Richard Ford (born February 16, 1944) is an American novelist and short story writer. His best-known works are the novel ''The Sportswriter'' and its sequels, ''Independence Day'', ''The Lay of the Land'' and ''Let Me Be Frank with You'' as well as the short story collection ''Rock Springs'', which contains several widely anthologized stories.
==Early life==
Ford was born in Jackson, Mississippi, the only son of Edna and Parker Carrol Ford. Parker was a traveling salesman for Faultless Starch, a Kansas City company. Of his mother, Ford has said, "Her ambition was to be, first, in love with my father and, second, to be a full-time mother." When Ford was eight years old, his father had a major heart attack, and thereafter Ford spent as much time with his grandfather, a former prizefighter and hotel owner in Little Rock, Arkansas, as he did with his parents in Mississippi. Ford's father died of a second heart attack in 1960.

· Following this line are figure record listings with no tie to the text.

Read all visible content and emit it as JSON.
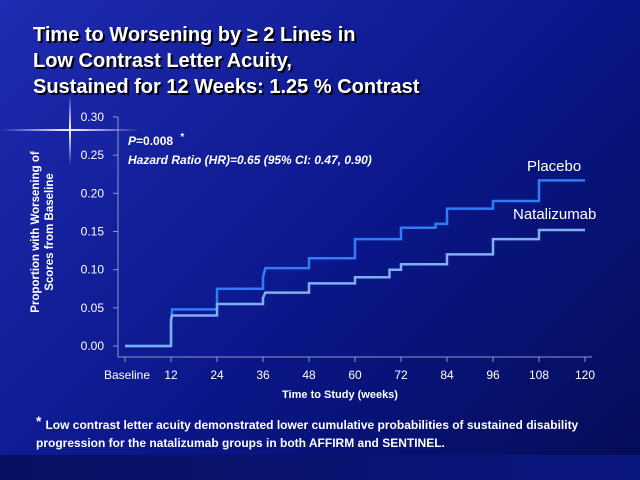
{
  "slide": {
    "title_lines": [
      "Time to Worsening by ≥ 2 Lines in",
      "Low Contrast Letter Acuity,",
      "Sustained for 12 Weeks:  1.25 % Contrast"
    ],
    "footnote_marker": "*",
    "footnote": "Low contrast letter acuity demonstrated lower cumulative probabilities of sustained disability progression for the natalizumab groups in both AFFIRM and SENTINEL."
  },
  "chart_data": {
    "type": "line",
    "step": true,
    "xlabel": "Time to Study (weeks)",
    "ylabel_lines": [
      "Proportion with Worsening of",
      "Scores from Baseline"
    ],
    "x_ticks": [
      0,
      12,
      24,
      36,
      48,
      60,
      72,
      84,
      96,
      108,
      120
    ],
    "x_tick_labels": [
      "Baseline",
      "12",
      "24",
      "36",
      "48",
      "60",
      "72",
      "84",
      "96",
      "108",
      "120"
    ],
    "y_ticks": [
      0,
      0.05,
      0.1,
      0.15,
      0.2,
      0.25,
      0.3
    ],
    "y_tick_labels": [
      "0.00",
      "0.05",
      "0.10",
      "0.15",
      "0.20",
      "0.25",
      "0.30"
    ],
    "xlim": [
      0,
      120
    ],
    "ylim": [
      0,
      0.3
    ],
    "grid": false,
    "annotation": {
      "p_label": "P",
      "p_value": "=0.008",
      "p_marker": "*",
      "hazard_ratio": "Hazard Ratio (HR)=0.65 (95% CI: 0.47, 0.90)"
    },
    "series": [
      {
        "name": "Placebo",
        "color": "#2f7cf6",
        "points": [
          [
            0,
            0
          ],
          [
            12,
            0
          ],
          [
            12,
            0.03
          ],
          [
            12.3,
            0.048
          ],
          [
            24,
            0.048
          ],
          [
            24,
            0.075
          ],
          [
            36,
            0.075
          ],
          [
            36,
            0.09
          ],
          [
            36.6,
            0.102
          ],
          [
            48,
            0.102
          ],
          [
            48,
            0.115
          ],
          [
            60,
            0.115
          ],
          [
            60,
            0.14
          ],
          [
            72,
            0.14
          ],
          [
            72,
            0.155
          ],
          [
            81,
            0.155
          ],
          [
            81,
            0.16
          ],
          [
            84,
            0.16
          ],
          [
            84,
            0.18
          ],
          [
            96,
            0.18
          ],
          [
            96,
            0.19
          ],
          [
            108,
            0.19
          ],
          [
            108,
            0.217
          ],
          [
            120,
            0.217
          ]
        ]
      },
      {
        "name": "Natalizumab",
        "color": "#7fb0f2",
        "points": [
          [
            0,
            0
          ],
          [
            12,
            0
          ],
          [
            12,
            0.035
          ],
          [
            12.3,
            0.04
          ],
          [
            24,
            0.04
          ],
          [
            24,
            0.055
          ],
          [
            36,
            0.055
          ],
          [
            36,
            0.063
          ],
          [
            36.6,
            0.07
          ],
          [
            48,
            0.07
          ],
          [
            48,
            0.082
          ],
          [
            60,
            0.082
          ],
          [
            60,
            0.09
          ],
          [
            69,
            0.09
          ],
          [
            69,
            0.1
          ],
          [
            72,
            0.1
          ],
          [
            72,
            0.107
          ],
          [
            84,
            0.107
          ],
          [
            84,
            0.12
          ],
          [
            96,
            0.12
          ],
          [
            96,
            0.14
          ],
          [
            108,
            0.14
          ],
          [
            108,
            0.152
          ],
          [
            120,
            0.152
          ]
        ]
      }
    ]
  }
}
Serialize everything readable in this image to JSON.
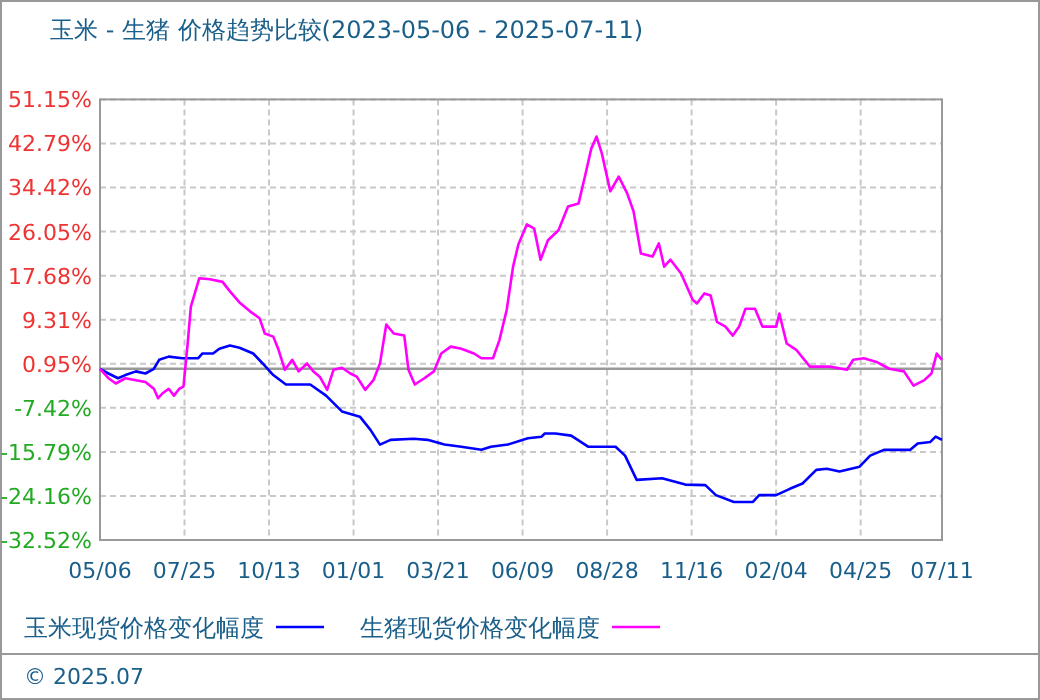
{
  "chart_data": {
    "type": "line",
    "title": "玉米 - 生猪 价格趋势比较(2023-05-06 - 2025-07-11)",
    "xlim": [
      "2023-05-06",
      "2025-07-11"
    ],
    "xticks": [
      {
        "value": "2023-05-06",
        "label": "05/06"
      },
      {
        "value": "2023-07-25",
        "label": "07/25"
      },
      {
        "value": "2023-10-13",
        "label": "10/13"
      },
      {
        "value": "2024-01-01",
        "label": "01/01"
      },
      {
        "value": "2024-03-21",
        "label": "03/21"
      },
      {
        "value": "2024-06-09",
        "label": "06/09"
      },
      {
        "value": "2024-08-28",
        "label": "08/28"
      },
      {
        "value": "2024-11-16",
        "label": "11/16"
      },
      {
        "value": "2025-02-04",
        "label": "02/04"
      },
      {
        "value": "2025-04-25",
        "label": "04/25"
      },
      {
        "value": "2025-07-11",
        "label": "07/11"
      }
    ],
    "ylim": [
      -32.52,
      51.15
    ],
    "yticks": [
      {
        "value": 51.15,
        "label": "51.15%"
      },
      {
        "value": 42.79,
        "label": "42.79%"
      },
      {
        "value": 34.42,
        "label": "34.42%"
      },
      {
        "value": 26.05,
        "label": "26.05%"
      },
      {
        "value": 17.68,
        "label": "17.68%"
      },
      {
        "value": 9.31,
        "label": "9.31%"
      },
      {
        "value": 0.95,
        "label": "0.95%"
      },
      {
        "value": -7.42,
        "label": "-7.42%"
      },
      {
        "value": -15.79,
        "label": "-15.79%"
      },
      {
        "value": -24.16,
        "label": "-24.16%"
      },
      {
        "value": -32.52,
        "label": "-32.52%"
      }
    ],
    "grid": true,
    "legend": "bottom",
    "line_style": "solid",
    "marker": "none",
    "ref_lines": [
      {
        "axis": "y",
        "value": 0,
        "color": "#999999"
      }
    ],
    "annotations": [
      "© 2025.07"
    ],
    "series": [
      {
        "name": "玉米现货价格变化幅度",
        "color": "#0000ff",
        "x": [
          "2023-05-06",
          "2023-05-14",
          "2023-05-23",
          "2023-05-30",
          "2023-06-09",
          "2023-06-18",
          "2023-06-26",
          "2023-07-01",
          "2023-07-10",
          "2023-07-23",
          "2023-08-07",
          "2023-08-11",
          "2023-08-21",
          "2023-08-27",
          "2023-09-06",
          "2023-09-15",
          "2023-09-28",
          "2023-10-07",
          "2023-10-17",
          "2023-10-29",
          "2023-11-21",
          "2023-12-06",
          "2023-12-21",
          "2024-01-07",
          "2024-01-17",
          "2024-01-26",
          "2024-02-05",
          "2024-02-27",
          "2024-03-11",
          "2024-03-27",
          "2024-04-12",
          "2024-05-01",
          "2024-05-10",
          "2024-05-26",
          "2024-06-14",
          "2024-06-27",
          "2024-06-30",
          "2024-07-10",
          "2024-07-25",
          "2024-08-10",
          "2024-09-05",
          "2024-09-14",
          "2024-09-25",
          "2024-10-19",
          "2024-11-10",
          "2024-11-29",
          "2024-12-09",
          "2024-12-26",
          "2025-01-13",
          "2025-01-19",
          "2025-02-04",
          "2025-02-17",
          "2025-03-01",
          "2025-03-14",
          "2025-03-24",
          "2025-04-05",
          "2025-04-24",
          "2025-05-04",
          "2025-05-17",
          "2025-06-11",
          "2025-06-18",
          "2025-06-30",
          "2025-07-05",
          "2025-07-11"
        ],
        "values": [
          0,
          -0.9,
          -1.8,
          -1.2,
          -0.5,
          -0.9,
          0,
          1.7,
          2.3,
          2.0,
          2.0,
          2.9,
          2.9,
          3.8,
          4.4,
          4.0,
          2.9,
          1.0,
          -1.2,
          -3.0,
          -3.0,
          -5.1,
          -8.1,
          -9.1,
          -11.6,
          -14.4,
          -13.5,
          -13.3,
          -13.5,
          -14.4,
          -14.8,
          -15.4,
          -14.8,
          -14.4,
          -13.2,
          -12.9,
          -12.3,
          -12.3,
          -12.7,
          -14.8,
          -14.8,
          -16.5,
          -21.1,
          -20.8,
          -22.0,
          -22.1,
          -24.0,
          -25.3,
          -25.3,
          -24.0,
          -24.0,
          -22.8,
          -21.8,
          -19.2,
          -19.0,
          -19.5,
          -18.6,
          -16.5,
          -15.4,
          -15.4,
          -14.2,
          -13.9,
          -12.9,
          -13.5
        ]
      },
      {
        "name": "生猪现货价格变化幅度",
        "color": "#ff00ff",
        "x": [
          "2023-05-06",
          "2023-05-14",
          "2023-05-21",
          "2023-05-30",
          "2023-06-09",
          "2023-06-18",
          "2023-06-26",
          "2023-06-30",
          "2023-07-04",
          "2023-07-10",
          "2023-07-15",
          "2023-07-20",
          "2023-07-24",
          "2023-07-28",
          "2023-07-31",
          "2023-08-08",
          "2023-08-18",
          "2023-08-30",
          "2023-09-06",
          "2023-09-15",
          "2023-09-25",
          "2023-10-04",
          "2023-10-09",
          "2023-10-17",
          "2023-10-22",
          "2023-10-28",
          "2023-11-04",
          "2023-11-10",
          "2023-11-18",
          "2023-11-24",
          "2023-11-30",
          "2023-12-07",
          "2023-12-13",
          "2023-12-21",
          "2023-12-29",
          "2024-01-04",
          "2024-01-12",
          "2024-01-20",
          "2024-01-26",
          "2024-02-01",
          "2024-02-08",
          "2024-02-18",
          "2024-02-22",
          "2024-02-28",
          "2024-03-08",
          "2024-03-17",
          "2024-03-24",
          "2024-04-02",
          "2024-04-12",
          "2024-04-24",
          "2024-05-01",
          "2024-05-12",
          "2024-05-18",
          "2024-05-25",
          "2024-05-31",
          "2024-06-05",
          "2024-06-13",
          "2024-06-20",
          "2024-06-26",
          "2024-07-03",
          "2024-07-13",
          "2024-07-22",
          "2024-08-01",
          "2024-08-07",
          "2024-08-13",
          "2024-08-18",
          "2024-08-23",
          "2024-08-31",
          "2024-09-08",
          "2024-09-16",
          "2024-09-22",
          "2024-09-29",
          "2024-10-10",
          "2024-10-16",
          "2024-10-21",
          "2024-10-27",
          "2024-11-06",
          "2024-11-17",
          "2024-11-21",
          "2024-11-28",
          "2024-12-04",
          "2024-12-10",
          "2024-12-18",
          "2024-12-25",
          "2024-12-31",
          "2025-01-06",
          "2025-01-15",
          "2025-01-22",
          "2025-02-04",
          "2025-02-07",
          "2025-02-14",
          "2025-02-23",
          "2025-03-08",
          "2025-03-27",
          "2025-04-12",
          "2025-04-18",
          "2025-04-28",
          "2025-05-10",
          "2025-05-22",
          "2025-06-05",
          "2025-06-14",
          "2025-06-24",
          "2025-07-01",
          "2025-07-06",
          "2025-07-11"
        ],
        "values": [
          0,
          -1.8,
          -2.8,
          -1.8,
          -2.2,
          -2.5,
          -3.8,
          -5.6,
          -4.7,
          -3.8,
          -5.1,
          -3.8,
          -3.4,
          4.8,
          11.8,
          17.2,
          17.0,
          16.5,
          14.7,
          12.6,
          10.9,
          9.6,
          6.7,
          6.1,
          3.6,
          -0.2,
          1.7,
          -0.5,
          1.0,
          -0.5,
          -1.5,
          -4.0,
          -0.2,
          0.2,
          -0.9,
          -1.5,
          -4.0,
          -2.1,
          1.0,
          8.4,
          6.7,
          6.3,
          -0.2,
          -3.0,
          -1.8,
          -0.5,
          2.9,
          4.2,
          3.8,
          2.9,
          2.0,
          2.0,
          5.4,
          11.2,
          19.4,
          23.6,
          27.4,
          26.6,
          20.7,
          24.4,
          26.3,
          30.8,
          31.4,
          36.5,
          41.8,
          44.1,
          40.9,
          33.7,
          36.5,
          33.3,
          29.9,
          21.9,
          21.3,
          23.8,
          19.4,
          20.7,
          18.1,
          13.1,
          12.4,
          14.3,
          13.9,
          8.9,
          8.0,
          6.3,
          8.0,
          11.4,
          11.4,
          8.0,
          8.0,
          10.5,
          4.8,
          3.6,
          0.4,
          0.4,
          -0.2,
          1.7,
          2.0,
          1.3,
          0.0,
          -0.5,
          -3.2,
          -2.2,
          -0.9,
          2.9,
          1.7
        ]
      }
    ]
  }
}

Ford's grandfather had worked for the railroad. At the age of 19, before deciding to attend college, Ford began work on the Missouri Pacific train line as a locomotive engineer's assistant, learning the work on the job.
Ford received a B.A. from Michigan State University. Having enrolled to study hotel management, he switched to English. After graduating he taught junior high school in Flint, Michigan, and enlisted in the US Marines but was discharged after contracting hepatitis. At university he met Kristina Hensley, his future wife; the two married in 1968.〔Guagliardo 2001, p.xiii.〕
Despite mild dyslexia, Ford developed a serious interest in literature. He has stated in interviews that his dyslexia may, in fact, have helped him as a reader, as it forced him to approach books at a slow and thoughtful pace.
Ford briefly attended law school but dropped out and entered the creative writing program at the University of California, Irvine, to pursue a Master of Fine Arts degree, which he received in 1970. Ford chose this course simply because, he confesses, "they admitted me. I remember getting the application for Iowa, and thinking they'd never have let me in. I'm sure I was right about that, too. But, typical of me, I didn't know who was teaching at Irvine. I didn't know it was important to know such things. I wasn't the most curious of young men, even though I give myself credit for not letting that deter me." As it turned out, Oakley Hall and E. L. Doctorow were teaching there, and Ford has been explicit about his debt to them. In 1971, he was selected for a three-year appointment in the University of Michigan Society of Fellows.